Privacy in Georgia Tech Research

Peter McAughan
GT Usable Privacy and Security Course
4 min readMar 15, 2019

SATURN is one of the more recent projects developed and published by the Georgia Tech Ubiquitous Computing lab here on campus. It’s a thin, flexible, paper-like material that can be manufactured in large scale from cheap parts, and functionally act as a microphone surface that can be deployed on any surface to catch ambient sound waves. The materials are arranged in such a way that this collection of vibrations can be done with no battery; the waves actually manipulate the material in such a way that power is created in the sensor. The most recent development in this project is implementing a small antenna and transistor circuit so that this microphone material can wirelessly transport its collected audio data to an external processing unit. Imagine someone walking up to your desk, slapping a post-it note on the corner and walking away without you realizing. If the project succeeds in its vision, then this post-it note can hear everything you say without anyone being aware of it, and this character can record and store all this audio through their own machine.

I work in this lab on this very project conducting experiments with the antenna performance, and there are a team of students working on similar projects for ubiquitous sensing at Georgia Tech as well. If this class has made me think about anything more skeptically, it’s the balance between usability and security, and learning about sacrifices of usability for the sake of privacy has made me reflect much more on the implications of this work. Originally, coming purely from a design and naive application perspective, I thought that SATURN would have an incredible amount of purely good use if deployed in the environment. Imagine being able to truly have a smart home that can be controlled with voice commands no matter where you are in the house, or imagine the case where this microphone material is deployed near a street and can pick up and pinpoint locations of car wrecks on busy roadways. Smart cities could be developed to measure traffic flow and civilian activity through recording audio throughout a city, and there are so much personal and social good that can come out of these applications. This leads me to think that SATURN is an incredibly usable technology that has an absolutely huge amount of theoretical scenarios, and before taking this class I didn’t think more critically about the implications of such usability.

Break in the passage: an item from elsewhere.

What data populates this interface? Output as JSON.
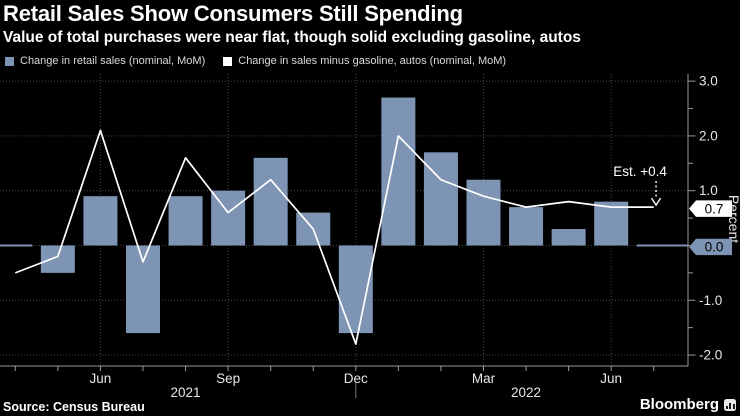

As Dr. Das has said many times, usability and privacy is a sliding scale with almost unavoidable tradeoffs between the two and user priorities that are constantly moving around. Since SATURN is such a (theoretically) usable technology in that it’s ambient and ubiquitous, it’s also trading a ton of privacy in that it’s ambient and ubiquitous. For every good use case I can think of, I could imagine a nefarious use as well. The more I reflect on these issues, the more I realize that it this two-sidedness could be a unavoidable result of usability. Is it possible to have the best of both worlds? There’s not an easy answer here, but it’s a very interesting question.

For optimistic purposes, I tried to perform some research into privacy in ubiquitous computing and came across an interesting article that may have been described in the class; ‘Cerberus: A Context Aware Security Scheme for Smart Spaces’. The publication proposes some system and conceptual architecture to bring security into the field of ubiquitous computing, and most of the ideas here don’t really apply but one that stuck out to me: the emphasis on transparency in ubiquitous systems. This is harder in software system design because you have to take care to let the user know what’s going on in the background in an understandable and non-overwhelming way. In this scenario with physical sensors, however, we can be transparent by simply designing this material to be clearly differentiated from its surroundings. For SATURN, transparency is thrown away if we design this material to look exactly like any other piece of paper because nobody is aware of the technology’s presence or activation. Transparency is respected if we even do something as simple as painting a big intimidating skull on every square foot of material. Sauvik has said that in the online world, it’s hard to present digital threats with the same instinctual danger as a robber coming at you with a knife or a bomb in front of you. When dealing with hardware devices that will physically be in the same room as the user, I think we can actually strive to bring forth that natural sense of danger or apprehension. This physical design challenge to avoid a lack of transparency is something I’d like to explore in this project further, and requires a lot more design ideation than printing a big skull on everything.